Entre los muros no busca ni ofrece respuestas fáciles: los intentos de M. Marin se ven,
ocasionalmente, coronados por algún modesto éxito. Por ejemplo, la deliciosa escena en que
el problemático Souleyman logra encontrar un camino alternativo para hacer la tarea y
construye su autorretrato a partir de fotografías de su grupo familiar, con pequeños epígrafes.
El adolescente recibe la felicitación del profesor, con expresión de feliz incredulidad, tan fuerte
es el temor de que el elogio sea solo una burla. Sin embargo, el contacto logrado es efímero.
Poco después, el mismo alumno, justamente cuando intenta llevar a cabo un acto noble –
defender a sus compañeras de un abuso de autoridad del docente–, se ve acorralado por los
conflictos con sus compañeros, sus dificultades para controlar la agresividad, la compleja
problemática familiar y la normativa institucional, que acaban determinando su expulsión.
Y el creativo y tolerante profesor también debe afrontar un justificado cuestionamiento de
alumnos y colegas, cuando pierde los estribos y les falta el respeto a sus alumnas.
No hay ángeles ni demonios en la clase de Cantet, tampoco salidas obvias al laberinto en que
nos mete, donde la incomprensión y la frustración acechan a cada paso. Pero también la
sorpresa, el hallazgo inesperado.

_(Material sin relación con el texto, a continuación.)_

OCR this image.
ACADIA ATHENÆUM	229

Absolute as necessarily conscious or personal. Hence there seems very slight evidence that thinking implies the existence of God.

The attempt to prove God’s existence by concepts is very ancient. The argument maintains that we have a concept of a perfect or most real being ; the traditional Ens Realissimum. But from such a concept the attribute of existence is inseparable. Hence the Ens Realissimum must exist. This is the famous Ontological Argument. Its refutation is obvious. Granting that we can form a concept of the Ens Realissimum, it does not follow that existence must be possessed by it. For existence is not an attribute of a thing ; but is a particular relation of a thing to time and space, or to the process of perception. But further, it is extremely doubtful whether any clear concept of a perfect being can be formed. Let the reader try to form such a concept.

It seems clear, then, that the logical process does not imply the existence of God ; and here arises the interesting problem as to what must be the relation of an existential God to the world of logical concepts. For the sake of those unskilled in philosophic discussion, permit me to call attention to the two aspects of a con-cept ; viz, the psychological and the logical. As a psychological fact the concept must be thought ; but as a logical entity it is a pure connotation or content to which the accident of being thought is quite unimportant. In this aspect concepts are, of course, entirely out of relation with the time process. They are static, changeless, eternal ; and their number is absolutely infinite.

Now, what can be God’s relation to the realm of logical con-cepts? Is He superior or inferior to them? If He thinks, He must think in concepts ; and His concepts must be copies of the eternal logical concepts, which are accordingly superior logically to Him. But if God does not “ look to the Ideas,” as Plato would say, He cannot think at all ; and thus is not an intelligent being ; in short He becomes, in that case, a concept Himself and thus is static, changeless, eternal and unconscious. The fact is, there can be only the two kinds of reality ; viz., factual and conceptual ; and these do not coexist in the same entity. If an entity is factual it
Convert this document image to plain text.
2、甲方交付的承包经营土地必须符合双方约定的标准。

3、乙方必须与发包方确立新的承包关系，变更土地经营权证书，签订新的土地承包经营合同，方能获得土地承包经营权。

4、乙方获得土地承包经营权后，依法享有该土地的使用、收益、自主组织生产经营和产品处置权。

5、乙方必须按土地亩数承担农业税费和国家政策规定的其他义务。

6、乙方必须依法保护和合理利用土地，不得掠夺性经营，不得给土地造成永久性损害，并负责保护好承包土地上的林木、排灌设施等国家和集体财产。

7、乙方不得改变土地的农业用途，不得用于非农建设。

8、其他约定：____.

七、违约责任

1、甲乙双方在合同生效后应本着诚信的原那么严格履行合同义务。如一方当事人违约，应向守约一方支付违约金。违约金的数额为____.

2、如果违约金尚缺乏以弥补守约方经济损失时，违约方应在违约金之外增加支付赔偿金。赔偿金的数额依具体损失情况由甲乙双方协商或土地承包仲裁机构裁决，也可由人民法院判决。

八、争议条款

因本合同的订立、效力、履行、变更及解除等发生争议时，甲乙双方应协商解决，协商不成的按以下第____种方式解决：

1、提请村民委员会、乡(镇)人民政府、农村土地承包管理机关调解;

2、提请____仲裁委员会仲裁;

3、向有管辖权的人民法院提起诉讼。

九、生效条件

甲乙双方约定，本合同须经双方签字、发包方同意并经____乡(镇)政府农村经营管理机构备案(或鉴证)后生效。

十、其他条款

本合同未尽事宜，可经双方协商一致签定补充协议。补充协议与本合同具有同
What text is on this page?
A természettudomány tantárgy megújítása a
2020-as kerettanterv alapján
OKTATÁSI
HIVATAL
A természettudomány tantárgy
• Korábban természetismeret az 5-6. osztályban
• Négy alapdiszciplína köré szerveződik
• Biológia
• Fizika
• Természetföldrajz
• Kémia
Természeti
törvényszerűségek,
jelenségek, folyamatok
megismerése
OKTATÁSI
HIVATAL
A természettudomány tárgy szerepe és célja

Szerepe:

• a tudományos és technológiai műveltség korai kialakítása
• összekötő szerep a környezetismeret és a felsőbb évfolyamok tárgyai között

Al final del film, la perspicaz y desafiante Esmeralda abre un
resquicio a la utopía. Perplejo, Marin la escucha comentar con toda naturalidad su fascinación
por La república de Platón –que leyó por su cuenta– y explicar a la clase su interpretación de la
mayéutica socrática:
Esmeralda: —Mmm.. hay un tipo… ¿cómo se llama..? ¡Sócrates! Aparece y para a la gente por
la calle y les hace preguntas: ¿Estás seguro de saber lo que estás pensando? ¿Tienes la certeza
de saber lo que estás haciendo? Y por ahí va… Entonces las personas se quedan confusas y se
hacen preguntas. Es muy fuerte.
Marin: —¿Y sobre qué cosas pregunta?
Esmeralda: —Sobre todo. El amor, la justicia, la religión, las personas… sobre todo.
El film se cierra, pues, recuperando esta antigua apuesta al diálogo sin preconceptos y a la
capacidad de interrogarse como fuentes de construcción de saber. Ideas antiguas de un
hombre considerado, en su tiempo, el más sabio del mundo.